Ashley claims his former “trusted friend” Tony Jimenez, an executive at Newcastle United under Ashley until 2008, lured him into handing over £3m linked to a fraudulent investment in a French golf course. The Sports Direct boss is seeking £3m-plus interest of about £800,000 in recompense for breach of contract.
The lawsuit comes shortly after Ashley successfully fought off a legal claim by former Sports Direct executive Jeff Blue over a £15m deal allegedly made in a London pub during a “night of heavy drinking”.
Mr Justice Leggatt, the judge who oversaw that case said he found it “a lot more interesting than some”, but ruled that no one would have thought what Ashley said in the pub was “serious”.
In legal documents filed at the high court in London, Ashley says that in May 2008 he agreed to pay Jimenez £3m, which he believed would be invested in the Loire-based golf course Les Bordes in return for a 5% “or thereabouts” stake in the site’s owner.
The two men agreed verbally that the investment would be paid to Jimenez’s company South Horizon, which was said to be in a position to provide the stake in Les Bordes’ holding company, according to the court documents.
Ashley’s high court claim says Jimenez, a former co-owner of Charlton Athletic football club, practiced a “deliberate fraud” in order to retain the money for himself without securing the golf course investment. It alleges that Jimenez reassured Ashley the investment was effective and his interest in the shares being formalised when he knew that was not the case.
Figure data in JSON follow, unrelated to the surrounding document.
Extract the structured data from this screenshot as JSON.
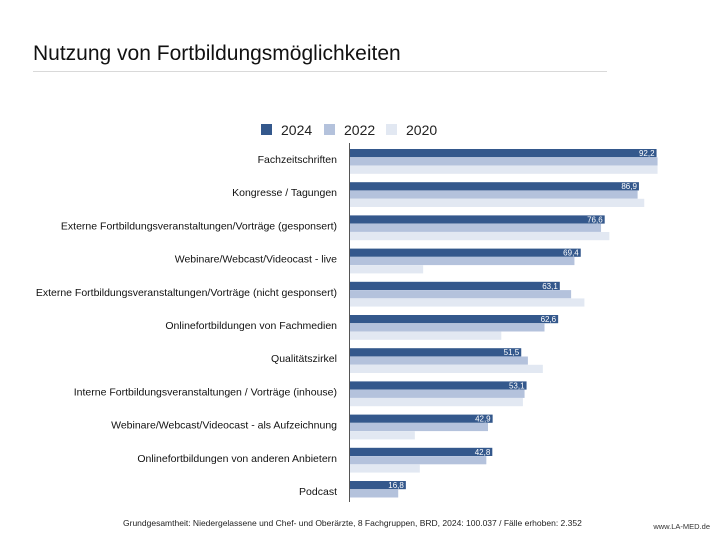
{
  "title": "Nutzung von Fortbildungsmöglichkeiten",
  "footnote": "Grundgesamtheit: Niedergelassene und Chef- und Oberärzte, 8 Fachgruppen, BRD, 2024: 100.037 /  Fälle erhoben: 2.352",
  "credit": "www.LA-MED.de",
  "colors": {
    "2024": "#34588c",
    "2022": "#b4c2dc",
    "2020": "#e2e8f2"
  },
  "chart_data": {
    "type": "bar",
    "orientation": "horizontal",
    "title": "Nutzung von Fortbildungsmöglichkeiten",
    "legend_position": "top",
    "grid": false,
    "xlim": [
      0,
      100
    ],
    "categories": [
      "Fachzeitschriften",
      "Kongresse / Tagungen",
      "Externe Fortbildungsveranstaltungen/Vorträge (gesponsert)",
      "Webinare/Webcast/Videocast - live",
      "Externe Fortbildungsveranstaltungen/Vorträge (nicht gesponsert)",
      "Onlinefortbildungen von Fachmedien",
      "Qualitätszirkel",
      "Interne Fortbildungsveranstaltungen / Vorträge (inhouse)",
      "Webinare/Webcast/Videocast - als Aufzeichnung",
      "Onlinefortbildungen von anderen Anbietern",
      "Podcast"
    ],
    "series": [
      {
        "name": "2024",
        "labeled": true,
        "values": [
          92.2,
          86.9,
          76.6,
          69.4,
          63.1,
          62.6,
          51.5,
          53.1,
          42.9,
          42.8,
          16.8
        ],
        "labels": [
          "92,2",
          "86,9",
          "76,6",
          "69,4",
          "63,1",
          "62,6",
          "51,5",
          "53,1",
          "42,9",
          "42,8",
          "16,8"
        ]
      },
      {
        "name": "2022",
        "labeled": false,
        "values": [
          92.5,
          86.5,
          75.5,
          67.5,
          66.5,
          58.5,
          53.5,
          52.5,
          41.5,
          41.0,
          14.5
        ]
      },
      {
        "name": "2020",
        "labeled": false,
        "values": [
          92.5,
          88.5,
          78.0,
          22.0,
          70.5,
          45.5,
          58.0,
          52.0,
          19.5,
          21.0,
          0
        ]
      }
    ]
  }
}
In 2013 Ashley became aware, according to the documents, of a claim brought by former Newcastle United footballer Dennis Wise over a £500,000 investment in the same golf course. The judge ordered Jimenez to pay Wise compensation of that sum saying that he had been “guilty of considerable obfuscation” concerning the money paid to him.
Ashley’s claim says he made inquiries that led to his lawyers receiving confirmation that neither he or Jimenez’s South Horizon were, or had ever been, investors in Les Bordes’ Cyprus-based holding company.
When confronted with that evidence, Jimenez claimed Ashley had been too late in sending the £3m and so had lost the opportunity to purchase the shares in Les Bordes, according to the court filing. It was allegedly said that Ashley had agreed the sum would not be returned but used as an advance payment of a fee claimed to be owed to Jimenez for procuring a purchaser for Newcastle United.
The claim says: “Jimenez did not have any honest belief that he was entitled to the investment sum or to dispose of it,” and that the story about the fee advance was “no more than a dishonest attempt to justify and explain the wrongful disposal and/or misapplication of Mr Ashley’s money”.
Details of the case have emerged before Sports Direct’s annual shareholder meeting in Shirebrook next week. Unlike last year, when he toured the company’s controversial warehouse with City analysts and journalists, Ashley is not expected to attend.
In a statement issued last week, the company said Ashley faced “conflicting demands for his time in other areas of the business” and so, in a highly unusual move for a listed company, had won the agreement of the board not to be “required to attend”.
Jimenez was unavailable for comment.